Las palabras de la boca

Hace más de diez años que no vuelvo a Bulgaria. Como antes de aquellos viajes, después sólo mantuve contacto con Inna Christova a través del correo. De lo que vi allí conservo algunas fotografías que traje para aferrar el recuerdo; Inna, en cambio, comenzó a ir cada vez más frecuentemente al interior casi inexplorado de su país y me envió, cada vez más insistentemente, retratos extraordinarios de las antiguas moradas y templos de los tracios y los otrora grandiosos imperios búlgaros y los monasterios ortodoxos, resguardados en las montañas de cinco siglos de asolación otomana. ¿Qué imágenes análogas podía ofrecerle yo a cambio, ya limitado a una región cuyo suelo no conoce una memoria que exceda unos pocos pobres siglos? Bulgaria, pequeña y accesible, se ofrecía a cualquier intención de encontrar nuevos secretos históricos; mis viajes argentinos, en cambio, se fueron reduciendo a causa de la extensión magnificada del país. Un día, en una de sus cartas, ella mencionó a Боженци, un pueblo rural que conservaba el encanto ileso del pasado búlgaro; yo pensé en La Boca, y contesté largamente con el Riachuelo y los barcos que traía el Riachuelo y los inmigrantes italianos que traían los barcos a vivir en conventillos laberínticos que sin dudas escondían prostíbulos. Hablé del día en que los genoveses, emulando a su famoso paisano, la declararon propia y levantaron su bandera para la furia de Roca.

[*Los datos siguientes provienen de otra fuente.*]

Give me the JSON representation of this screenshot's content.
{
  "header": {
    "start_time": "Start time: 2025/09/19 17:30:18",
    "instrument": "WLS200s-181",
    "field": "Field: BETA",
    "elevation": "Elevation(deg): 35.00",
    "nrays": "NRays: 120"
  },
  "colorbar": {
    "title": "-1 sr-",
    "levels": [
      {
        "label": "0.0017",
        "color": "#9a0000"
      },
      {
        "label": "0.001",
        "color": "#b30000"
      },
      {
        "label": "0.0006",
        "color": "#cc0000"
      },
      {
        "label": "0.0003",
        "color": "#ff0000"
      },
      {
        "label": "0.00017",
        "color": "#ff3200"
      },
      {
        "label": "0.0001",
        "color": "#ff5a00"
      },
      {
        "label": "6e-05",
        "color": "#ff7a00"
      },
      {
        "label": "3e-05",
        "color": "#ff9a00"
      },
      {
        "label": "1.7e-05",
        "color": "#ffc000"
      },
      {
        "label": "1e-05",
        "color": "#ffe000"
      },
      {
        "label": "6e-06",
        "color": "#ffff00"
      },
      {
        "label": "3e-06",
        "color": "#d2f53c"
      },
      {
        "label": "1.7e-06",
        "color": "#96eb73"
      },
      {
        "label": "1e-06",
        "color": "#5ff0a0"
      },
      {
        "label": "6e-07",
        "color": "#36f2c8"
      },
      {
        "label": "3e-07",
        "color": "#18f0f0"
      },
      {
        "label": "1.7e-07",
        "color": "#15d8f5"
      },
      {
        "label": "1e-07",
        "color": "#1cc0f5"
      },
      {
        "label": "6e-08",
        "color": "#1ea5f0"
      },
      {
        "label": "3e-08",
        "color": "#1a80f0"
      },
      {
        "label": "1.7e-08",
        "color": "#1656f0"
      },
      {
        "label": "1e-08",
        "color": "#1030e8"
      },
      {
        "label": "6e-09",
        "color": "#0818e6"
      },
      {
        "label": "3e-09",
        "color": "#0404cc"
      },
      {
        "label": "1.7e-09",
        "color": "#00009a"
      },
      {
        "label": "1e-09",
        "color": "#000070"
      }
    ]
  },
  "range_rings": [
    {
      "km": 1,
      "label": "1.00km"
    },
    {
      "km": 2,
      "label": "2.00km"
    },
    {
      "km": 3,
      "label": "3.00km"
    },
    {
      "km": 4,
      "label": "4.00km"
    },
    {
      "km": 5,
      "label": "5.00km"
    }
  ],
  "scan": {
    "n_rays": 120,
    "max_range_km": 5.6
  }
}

Hablé de Quinquela, que pintó de manera definitiva ese paisaje portuario; ya tomado por el entusiasmo, hablé de cómo Quinquela, luego de esos cuadros, decidió modificar el barrio y pintar las casas con colores cuidadosamente elegidos, colores vivos, cada casa de un color, complementario al de la casa lateral, u organizados en triadas cromáticas para las paredes, puertas y ventanas: un barrio salido de un sueño pictórico.
Inna, desde luego, me pidió fotografías. Mi desembarco no pudo ser más decepcionante: la Vuelta de Rocha se abría a un Riachuelo envenenado, negro de suciedad y botellas de plástico, despoblado de los rutinarios barcos de Quinquela. El empedrado de Caminito estaba atestado de bailarines de tango adecuados a las multitudes turistas, las casas tenían colores deslucidos y combinados sin tino y su vista entorpecida de un enredo de gruesos y oscuros cables. Los extranjeros venían a admirar a un pueblo empobrecido con aplicación, un barrio del tercer mundo donde la miseria no fuera amenazante sino encantadora. Nada de esto se asimilaba a mi fabulación de La Boca, a lo que creía mis recuerdos de La Boca, y cómo sostenerlos desde la fotografía. Pensé en las fotos que traje de Bulgaria, que ya tomaban el lugar de los recuerdos después de tantos años. Comencé a sospechar que las muchas imágenes enviadas por Inna quizás malversaban o desviaban la atención del ruinoso presente de Bulgaria, de la gris Sofía donde vivía Inna. Pasé a la idea de la retórica verbal, la modificación de la realidad en la narración ampulosa que yo le hice de La Boca. Recordé que las mejores fotografías son un relato idealizado de la realidad, la fotografía de alguna manera es la retórica de las imágenes, es la forja de un recuerdo definitivo, como Quinquela había forjado un recuerdo definitivo y falso de otra época de La Boca en sus pinturas, y cómo esa idealización tuvo la necesidad de modificar la realidad, de hacer que el presente se pareciera al futuro recuerdo, de hacer verdad un engaño. Tomé unas pocas fotos, volví a casa: Inna bien podría ver mi imagen de La Boca intacta, sin modificar.